Abstract

Process capability index is an effective indicator for gauging the capability of a process potential and performance. It is used to quantify the relation between the actual performance of the process and the preset specifications of the product. In this article, we utilize bootstrap re-sampling simulation method to construct bootstrap confidence intervals, namely, standard bootstrap, percentile bootstrap, Student’s t bootstrap (STB) and bias-corrected percentile bootstrap to study the difference between two generalized process capability indices $$C_{\text {pTk1}}$$ and $$C_{\text {pTk2}}$$ ($$\delta =C_{\text {pTk1}}-C_{\text {pTk2}}$$) and to select the better of the two processes or manufacturer’s (or supplier’s) through simulation when the underlying distribution is Burr XII distribution.
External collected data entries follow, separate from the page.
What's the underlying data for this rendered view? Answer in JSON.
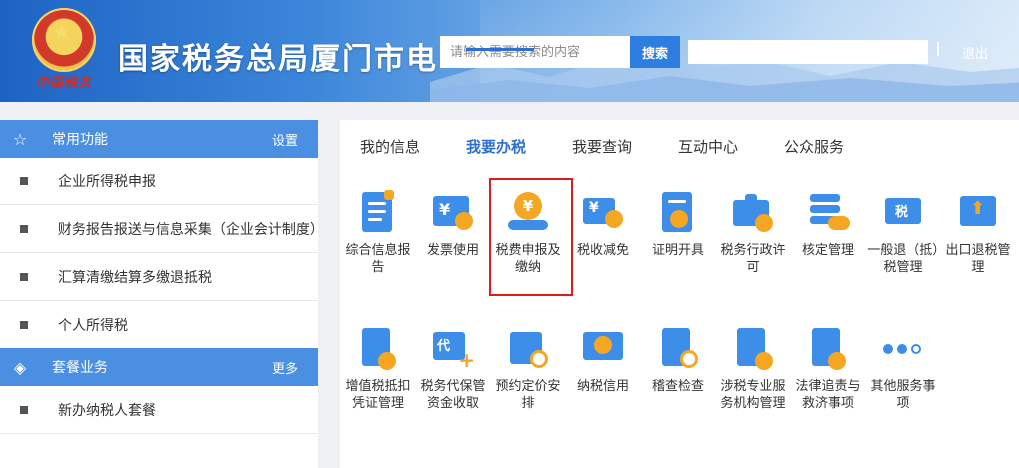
{
  "header": {
    "site_title": "国家税务总局厦门市电",
    "emblem_text": "中国税务",
    "search_placeholder": "请输入需要搜索的内容",
    "search_button": "搜索",
    "logout": "退出"
  },
  "sidebar": {
    "common": {
      "title": "常用功能",
      "link": "设置",
      "items": [
        "企业所得税申报",
        "财务报告报送与信息采集（企业会计制度）",
        "汇算清缴结算多缴退抵税",
        "个人所得税"
      ]
    },
    "package": {
      "title": "套餐业务",
      "link": "更多",
      "items": [
        "新办纳税人套餐"
      ]
    }
  },
  "tabs": [
    "我的信息",
    "我要办税",
    "我要查询",
    "互动中心",
    "公众服务"
  ],
  "active_tab": "我要办税",
  "services": [
    {
      "label": "综合信息报告",
      "icon": "report-icon"
    },
    {
      "label": "发票使用",
      "icon": "invoice-icon"
    },
    {
      "label": "税费申报及缴纳",
      "icon": "tax-payment-icon"
    },
    {
      "label": "税收减免",
      "icon": "tax-relief-icon"
    },
    {
      "label": "证明开具",
      "icon": "certificate-icon"
    },
    {
      "label": "税务行政许可",
      "icon": "license-icon"
    },
    {
      "label": "核定管理",
      "icon": "assessment-icon"
    },
    {
      "label": "一般退（抵）税管理",
      "icon": "refund-icon"
    },
    {
      "label": "出口退税管理",
      "icon": "export-refund-icon"
    },
    {
      "label": "增值税抵扣凭证管理",
      "icon": "vat-deduction-icon"
    },
    {
      "label": "税务代保管资金收取",
      "icon": "custody-fund-icon"
    },
    {
      "label": "预约定价安排",
      "icon": "pricing-arrangement-icon"
    },
    {
      "label": "纳税信用",
      "icon": "tax-credit-icon"
    },
    {
      "label": "稽查检查",
      "icon": "inspection-icon"
    },
    {
      "label": "涉税专业服务机构管理",
      "icon": "agency-management-icon"
    },
    {
      "label": "法律追责与救济事项",
      "icon": "legal-remedy-icon"
    },
    {
      "label": "其他服务事项",
      "icon": "more-services-icon"
    }
  ],
  "colors": {
    "primary": "#2e6fd0",
    "sidebar_head": "#4a8fe2",
    "highlight": "#d81e1e",
    "orange": "#f5a623"
  }
}
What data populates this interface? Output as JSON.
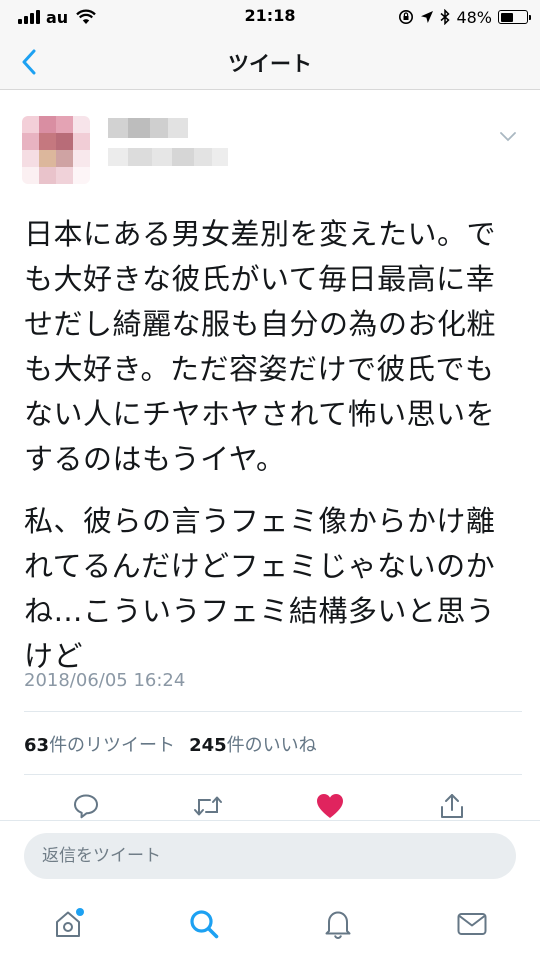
{
  "status_bar": {
    "carrier": "au",
    "time": "21:18",
    "battery_percent": "48%",
    "battery_level": 0.48
  },
  "nav": {
    "title": "ツイート",
    "back_icon": "chevron-left-icon"
  },
  "tweet": {
    "paragraphs": [
      "日本にある男女差別を変えたい。でも大好きな彼氏がいて毎日最高に幸せだし綺麗な服も自分の為のお化粧も大好き。ただ容姿だけで彼氏でもない人にチヤホヤされて怖い思いをするのはもうイヤ。",
      "私、彼らの言うフェミ像からかけ離れてるんだけどフェミじゃないのかね…こういうフェミ結構多いと思うけど"
    ],
    "timestamp": "2018/06/05 16:24",
    "retweets": {
      "count": "63",
      "label": "件のリツイート"
    },
    "likes": {
      "count": "245",
      "label": "件のいいね"
    }
  },
  "actions": [
    {
      "icon": "reply-icon"
    },
    {
      "icon": "retweet-icon"
    },
    {
      "icon": "heart-icon",
      "active": true
    },
    {
      "icon": "share-icon"
    }
  ],
  "reply": {
    "placeholder": "返信をツイート"
  },
  "tabs": [
    {
      "icon": "home-icon",
      "notification_dot": true
    },
    {
      "icon": "search-icon",
      "active": true
    },
    {
      "icon": "notifications-icon"
    },
    {
      "icon": "messages-icon"
    }
  ],
  "colors": {
    "accent": "#1da1f2",
    "like": "#e0245e",
    "icon_gray": "#657786",
    "text": "#14171a",
    "secondary": "#8b98a5"
  }
}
The model parameters are estimated by maximum likelihood method. The proposed four bootstrap confidence intervals can be effectively employed to determine which one of the two processes or manufacturers (or suppliers) has a better process capability. Monte Carlo simulations are performed to compare the performances of the proposed bootstrap confidence intervals for $$\delta $$ in terms of their estimated average widths, coverage probabilities and relative coverages. Simulation results showed that the estimated average width and relative coverages of the STB confidence interval perform better than their counterparts. Finally, real data are presented to illustrate the bootstrap confidence intervals of the difference between two process capability indices.